When Manchester United fans heard that Sir Alex Ferguson was opening an old people's home in Scotland last week, some of the more disgruntled ones must have hoped that he would become its first customer. But at 63, Ferguson remains defiant, insisting that he is in the process of constructing another great team at United that his job is safe; that, even if the club disastrously fail to make the Champions League knockout stages that he will spend big next summer.

He sounds increasingly like the captain of the Titanic, waving away all warnings of icebergs and ordering full speed ahead. But his team's Premier League ambitions already look to be holed below the waterline, despite that win over Chelsea, and after Tuesday's torpid display against Villarreal at Old Trafford, only victory against Benfica in Lisbon in a fortnight's time will ensure their safe passage through the group stages.

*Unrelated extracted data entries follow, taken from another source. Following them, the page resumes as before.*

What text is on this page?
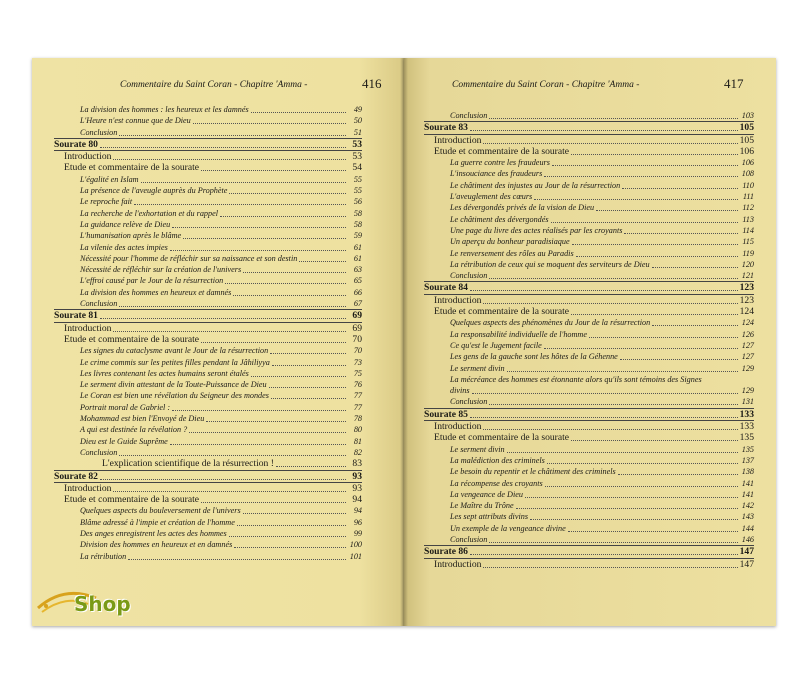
Commentaire du Saint Coran - Chapitre 'Amma -	416
La division des hommes : les heureux et les damnés	49
L'Heure n'est connue que de Dieu	50
Conclusion	51
Sourate 80	53
Introduction	53
Etude et commentaire de la sourate	54
L'égalité en Islam	55
La présence de l'aveugle auprès du Prophète	55
Le reproche fait	56
La recherche de l'exhortation et du rappel	58
La guidance relève de Dieu	58
L'humanisation après le blâme	59
La vilenie des actes impies	61
Nécessité pour l'homme de réfléchir sur sa naissance et son destin	61
Nécessité de réfléchir sur la création de l'univers	63
L'effroi causé par le Jour de la résurrection	65
La division des hommes en heureux et damnés	66
Conclusion	67
Sourate 81	69
Introduction	69
Etude et commentaire de la sourate	70
Les signes du cataclysme avant le Jour de la résurrection	70
Le crime commis sur les petites filles pendant la Jâhiliyya	73
Les livres contenant les actes humains seront étalés	75
Le serment divin attestant de la Toute-Puissance de Dieu	76
Le Coran est bien une révélation du Seigneur des mondes	77
Portrait moral de Gabriel :	77
Mohammad est bien l'Envoyé de Dieu	78
A qui est destinée la révélation ?	80
Dieu est le Guide Suprême	81
Conclusion	82
L'explication scientifique de la résurrection !	83
Sourate 82	93
Introduction	93
Etude et commentaire de la sourate	94
Quelques aspects du bouleversement de l'univers	94
Blâme adressé à l'impie et création de l'homme	96
Des anges enregistrent les actes des hommes	99
Division des hommes en heureux et en damnés	100
La rétribution	101
Commentaire du Saint Coran - Chapitre 'Amma -	417
Conclusion	103
Sourate 83	105
Introduction	105
Etude et commentaire de la sourate	106
La guerre contre les fraudeurs	106
L'insouciance des fraudeurs	108
Le châtiment des injustes au Jour de la résurrection	110
L'aveuglement des cœurs	111
Les dévergondés privés de la vision de Dieu	112
Le châtiment des dévergondés	113
Une page du livre des actes réalisés par les croyants	114
Un aperçu du bonheur paradisiaque	115
Le renversement des rôles au Paradis	119
La rétribution de ceux qui se moquent des serviteurs de Dieu	120
Conclusion	121
Sourate 84	123
Introduction	123
Etude et commentaire de la sourate	124
Quelques aspects des phénomènes du Jour de la résurrection	124
La responsabilité individuelle de l'homme	126
Ce qu'est le Jugement facile	127
Les gens de la gauche sont les hôtes de la Géhenne	127
Le serment divin	129
La mécréance des hommes est étonnante alors qu'ils sont témoins des Signes
divins	129
Conclusion	131
Sourate 85	133
Introduction	133
Etude et commentaire de la sourate	135
Le serment divin	135
La malédiction des criminels	137
Le besoin du repentir et le châtiment des criminels	138
La récompense des croyants	141
La vengeance de Dieu	141
Le Maître du Trône	142
Les sept attributs divins	143
Un exemple de la vengeance divine	144
Conclusion	146
Sourate 86	147
Introduction	147
Shop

The brothers grim, owner Malcolm Glazer's sons Joel, Avram and Bryan, all non-executive directors, bore the demeanour of undertakers when they left the ground late on Tuesday, curiously by the same exit near the dressing-rooms used by the players. Yet Ferguson, irascible at the best of times, seems strangely relaxed. Part of that may be explained by finally removing that irritating stone in his shoe by sacking Roy Keane, yet it also suggests that his great club are now in that most dangerous of places. Transition.

Ferguson says: "The whole logic of the past couple of years has been building a new team. [Darren] Fletcher is 21, [Wayne] Rooney and [Cristiano] Ronaldo are 20, they will get better for sure. And [Gerard] Pique and [Giuseppe] Rossi will come through in the next wave. I'll be around next season and I've absolutely no idea when the end will come for me because I said to the club a couple of years ago, let's not talk about retirement because then it becomes a problem. It's not on the agenda."